Women were nonpersons in U.S. law for a lot longer than they have been persons. If we start overthrowing settled law using Justice Samuel Alito’s justifications, why not repeal votes for women?
Reproductive rights have been the focus of the recent fracas, but only one side of the coin has been visible: the right to abstain from giving birth. The other side of that coin is the power of the state to prevent you from reproducing. The Supreme Court’s 1927 Buck v. Bell decision held that the state may sterilize people without their consent. Although the decision was nullified by subsequent cases, and state laws that permitted large-scale sterilization have been repealed, Buck v. Bell is still on the books. This kind of eugenicist thinking was once regarded as “progressive,” and some 70,000 sterilizations—of both males and females, but mostly of females—took place in the United States. Thus a “deeply rooted” tradition is that women’s reproductive organs do not belong to the women who possess them. They belong only to the state.
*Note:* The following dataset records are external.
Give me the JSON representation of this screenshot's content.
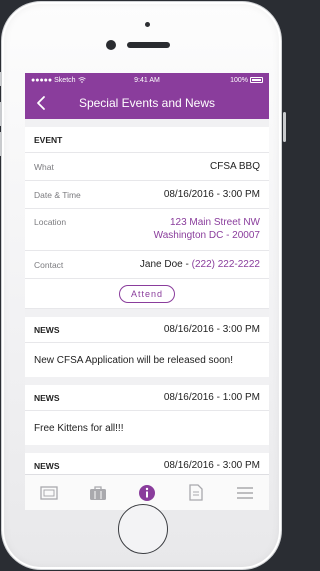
{
  "status": {
    "carrier": "Sketch",
    "time": "9:41 AM",
    "battery": "100%"
  },
  "header": {
    "title": "Special Events and News",
    "accent": "#8a3d9c"
  },
  "event": {
    "heading": "EVENT",
    "what": {
      "label": "What",
      "value": "CFSA BBQ"
    },
    "datetime": {
      "label": "Date & Time",
      "value": "08/16/2016 - 3:00 PM"
    },
    "location": {
      "label": "Location",
      "line1": "123 Main Street NW",
      "line2": "Washington DC - 20007"
    },
    "contact": {
      "label": "Contact",
      "name": "Jane Doe - ",
      "phone": "(222) 222-2222"
    },
    "attend_label": "Attend"
  },
  "news": [
    {
      "tag": "NEWS",
      "date": "08/16/2016 - 3:00 PM",
      "text": "New CFSA Application will be released soon!"
    },
    {
      "tag": "NEWS",
      "date": "08/16/2016 - 1:00 PM",
      "text": "Free Kittens for all!!!"
    },
    {
      "tag": "NEWS",
      "date": "08/16/2016 - 3:00 PM",
      "text": ""
    }
  ],
  "tabs": [
    {
      "icon": "photo-frame-icon"
    },
    {
      "icon": "briefcase-icon"
    },
    {
      "icon": "info-icon",
      "active": true
    },
    {
      "icon": "document-icon"
    },
    {
      "icon": "menu-icon"
    }
  ]
}
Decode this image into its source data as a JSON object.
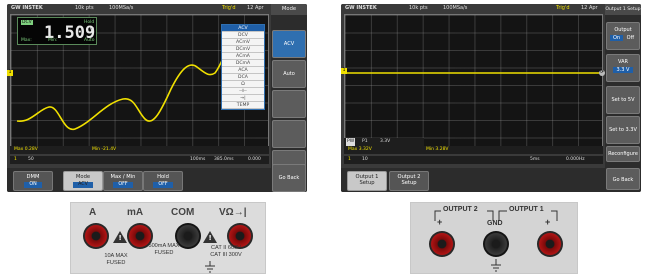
{
  "left_screen": {
    "topbar": {
      "brand": "GW INSTEK",
      "timebase": "10k pts",
      "sample_rate": "100MSa/s",
      "trigger": "Trig'd",
      "date": "12 Apr"
    },
    "sidebar": {
      "title": "Mode",
      "buttons": [
        "ACV",
        "Auto",
        "",
        "",
        "",
        "",
        "Go Back"
      ]
    },
    "dmm_display": {
      "mode_tag": "DCV",
      "value": "1.509",
      "unit": "V",
      "hold": "Hold",
      "range": "Auto",
      "min_label": "Max:",
      "max_label": "Min:"
    },
    "dropdown": {
      "items": [
        "ACV",
        "DCV",
        "ACmV",
        "DCmV",
        "ACmA",
        "DCmA",
        "ACA",
        "DCA",
        "Ω",
        "⊣⊢",
        "→|",
        "TEMP"
      ],
      "selected": "ACV"
    },
    "status": {
      "max": "Max 0.28V",
      "min": "Min -21.4V",
      "ch": "1",
      "scale": "50",
      "time": "100ms",
      "time2": "385.0ms",
      "freq": "0.000"
    },
    "bottom": [
      {
        "label": "DMM",
        "value": "ON"
      },
      {
        "label": "Mode",
        "value": "ACV"
      },
      {
        "label": "Max / Min",
        "value": "OFF"
      },
      {
        "label": "Hold",
        "value": "OFF"
      }
    ]
  },
  "right_screen": {
    "topbar": {
      "brand": "GW INSTEK",
      "timebase": "10k pts",
      "sample_rate": "100MSa/s",
      "trigger": "Trig'd",
      "date": "12 Apr"
    },
    "sidebar": {
      "title": "Output 1 Setup",
      "output_label": "Output",
      "output_on": "On",
      "output_off": "Off",
      "var_label": "VAR",
      "var_value": "3.3 V",
      "set5": "Set to 5V",
      "set33": "Set to 3.3V",
      "reconfig": "Reconfigure",
      "go_back": "Go Back"
    },
    "status": {
      "pw": "PW",
      "ch1": "P1",
      "v": "3.3V",
      "max": "Max 3.32V",
      "min": "Min 3.28V",
      "scale": "10",
      "time": "5ms",
      "freq": "0.000Hz"
    },
    "bottom": [
      {
        "label": "Output 1",
        "value": "Setup"
      },
      {
        "label": "Output 2",
        "value": "Setup"
      }
    ]
  },
  "left_panel": {
    "labels": [
      "A",
      "mA",
      "COM",
      "VΩ→|"
    ],
    "fuse_text": [
      "10A MAX",
      "FUSED"
    ],
    "fuse2_text": [
      "500mA MAX",
      "FUSED"
    ],
    "cat_text": [
      "CAT II 600V",
      "CAT III 300V"
    ]
  },
  "right_panel": {
    "output2": "OUTPUT 2",
    "output1": "OUTPUT 1",
    "gnd": "GND",
    "plus1": "+",
    "plus2": "+"
  },
  "colors": {
    "trace": "#f0e000",
    "accent_blue": "#1f5fa8",
    "jack_red": "#b01414"
  }
}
Wait, you say: It’s not about the organs; it’s about the babies. Which raises some questions. Is an acorn an oak tree? Is a hen’s egg a chicken? When does a fertilized human egg become a full human being or person? “Our” traditions—let’s say those of the ancient Greeks, the Romans, the early Christians—have vacillated on this subject. At “conception”? At “heartbeat”? At “quickening?” The hard line of today’s anti-abortion activists is at “conception,” which is now supposed to be the moment at which a cluster of cells becomes “ensouled.” But any such judgment depends on a religious belief—namely, the belief in souls. Not everyone shares such a belief. But all, it appears, now risk being subjected to laws formulated by those who do. That which is a sin within a certain set of religious beliefs is to be made a crime for all.